Fehler 4: Erstattung in Ländern ohne Gegenseitigkeitsvereinbarung beantragt
Nicht alle EU-Länder haben mit der Schweiz eine Gegenseitigkeitsvereinbarung für die MWST-Erstattung. Ein Antrag in einem solchen Land wird abgelehnt. Vor der Antragstellung ist die aktuelle ESTV-Länderliste zu konsultieren.
Fehler 5: Auslandspauschale über dem ESTV-Ansatz ohne Deklaration im Lohnausweis
Übersteigt die ausbezahlte Verpflegungspauschale den ESTV-Ansatz für das jeweilige Land, gilt der übersteigende Betrag als Lohnbestandteil. Wird dieser nicht im Lohnausweis deklariert, drohen Nachsteuern und Bussen bei der nächsten Steuerrevision.
05.Häufige Fragen
Soll ich für Paris-Dienstreisen die Pauschale oder Effektivbelege wählen?
Bei gelegentlichen Reisen nach Paris ist die Pauschale die einfachere Lösung, da der administrative Aufwand für die EU-Erstattung den Nutzen übersteigt. Bei regelmässigen Reisen (z.B. wöchentlich) kann sich die Effektivabrechnung lohnen: Frankreich erstattet die TVA auf Restaurantkosten (10 %), und bei genügend Belegen wird der Mindestbetrag von EUR 400.– pro Jahr erreicht.
Kann ich die ausländische MWST auch in Nicht-EU-Ländern zurückfordern?
In der Regel nicht. Das Erstattungsverfahren basiert auf der 13. EU-Richtlinie und gilt nur für EU-Mitgliedstaaten mit Gegenseitigkeitsvereinbarung. Für Drittstaaten wie die USA, Grossbritannien (seit Brexit) oder asiatische Länder gibt es kein standardisiertes Rückforderungsverfahren. Einzelne Länder kennen eigene Regelungen, die jedoch selten auf Verpflegungskosten anwendbar sind.
Muss mein Unternehmen MWST-pflichtig sein, um die EU-Erstattung zu beantragen?

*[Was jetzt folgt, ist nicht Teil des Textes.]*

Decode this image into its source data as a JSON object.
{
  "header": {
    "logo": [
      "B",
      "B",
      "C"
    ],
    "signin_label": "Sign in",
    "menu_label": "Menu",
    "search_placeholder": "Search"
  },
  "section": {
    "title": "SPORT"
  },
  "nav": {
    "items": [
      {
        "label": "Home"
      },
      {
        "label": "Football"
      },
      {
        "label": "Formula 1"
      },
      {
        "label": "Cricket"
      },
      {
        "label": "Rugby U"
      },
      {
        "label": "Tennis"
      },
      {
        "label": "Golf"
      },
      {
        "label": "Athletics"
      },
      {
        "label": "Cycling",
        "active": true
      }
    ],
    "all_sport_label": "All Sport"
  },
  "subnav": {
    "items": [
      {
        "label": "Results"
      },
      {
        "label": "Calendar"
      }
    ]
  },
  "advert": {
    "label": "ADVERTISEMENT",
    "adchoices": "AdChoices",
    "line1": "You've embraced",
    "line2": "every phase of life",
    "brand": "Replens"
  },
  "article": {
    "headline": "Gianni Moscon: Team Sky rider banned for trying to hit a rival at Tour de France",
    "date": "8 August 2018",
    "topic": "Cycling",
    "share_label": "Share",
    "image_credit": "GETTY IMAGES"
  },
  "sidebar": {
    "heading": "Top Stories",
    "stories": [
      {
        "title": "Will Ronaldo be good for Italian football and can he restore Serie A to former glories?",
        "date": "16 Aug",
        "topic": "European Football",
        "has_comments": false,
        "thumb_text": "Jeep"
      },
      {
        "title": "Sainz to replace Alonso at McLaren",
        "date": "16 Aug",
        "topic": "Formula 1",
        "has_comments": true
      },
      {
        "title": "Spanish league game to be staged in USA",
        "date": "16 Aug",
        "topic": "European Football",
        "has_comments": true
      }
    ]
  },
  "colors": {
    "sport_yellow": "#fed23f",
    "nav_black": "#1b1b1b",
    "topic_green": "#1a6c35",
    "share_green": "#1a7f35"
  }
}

Ja, nur im Schweizer MWST-Register eingetragene Unternehmen sind antragsberechtigt. Die ESTV stellt auf Anfrage eine Bescheinigung der MWST-Pflicht aus, die dem Erstattungsantrag beizulegen ist. Nicht MWST-pflichtige Unternehmen oder Einzelpersonen können das Verfahren nicht nutzen.
Wie verbuche ich eine Auslands-Verpflegungspauschale korrekt?
Die Pauschale wird brutto als Personalaufwand verbucht, typischerweise auf dem Konto Reisespesen (z.B. 6540). Es wird kein MWST-Code zugewiesen, da weder ein Schweizer Vorsteuerabzug noch eine ausländische Steuer relevant ist. Die detaillierte Buchungsanleitung finden Sie im verlinkten Artikel zur Buchhaltung von Auslands-Verpflegungspauschalen.
Gilt die Schweizer Verpflegungspauschale von CHF 30.– auch für Auslandsreisen?
Die CHF 30.– pro Mahlzeit gemäss ESTV-Wegleitung gelten als Richtwert für Inlandsreisen. Für Auslandsreisen können Unternehmen im genehmigten Spesenreglement höhere länderspezifische Ansätze festlegen. Massgebend ist, dass die Pauschalen den tatsächlichen Mehrkosten am Einsatzort entsprechen und im Spesenreglement definiert sind.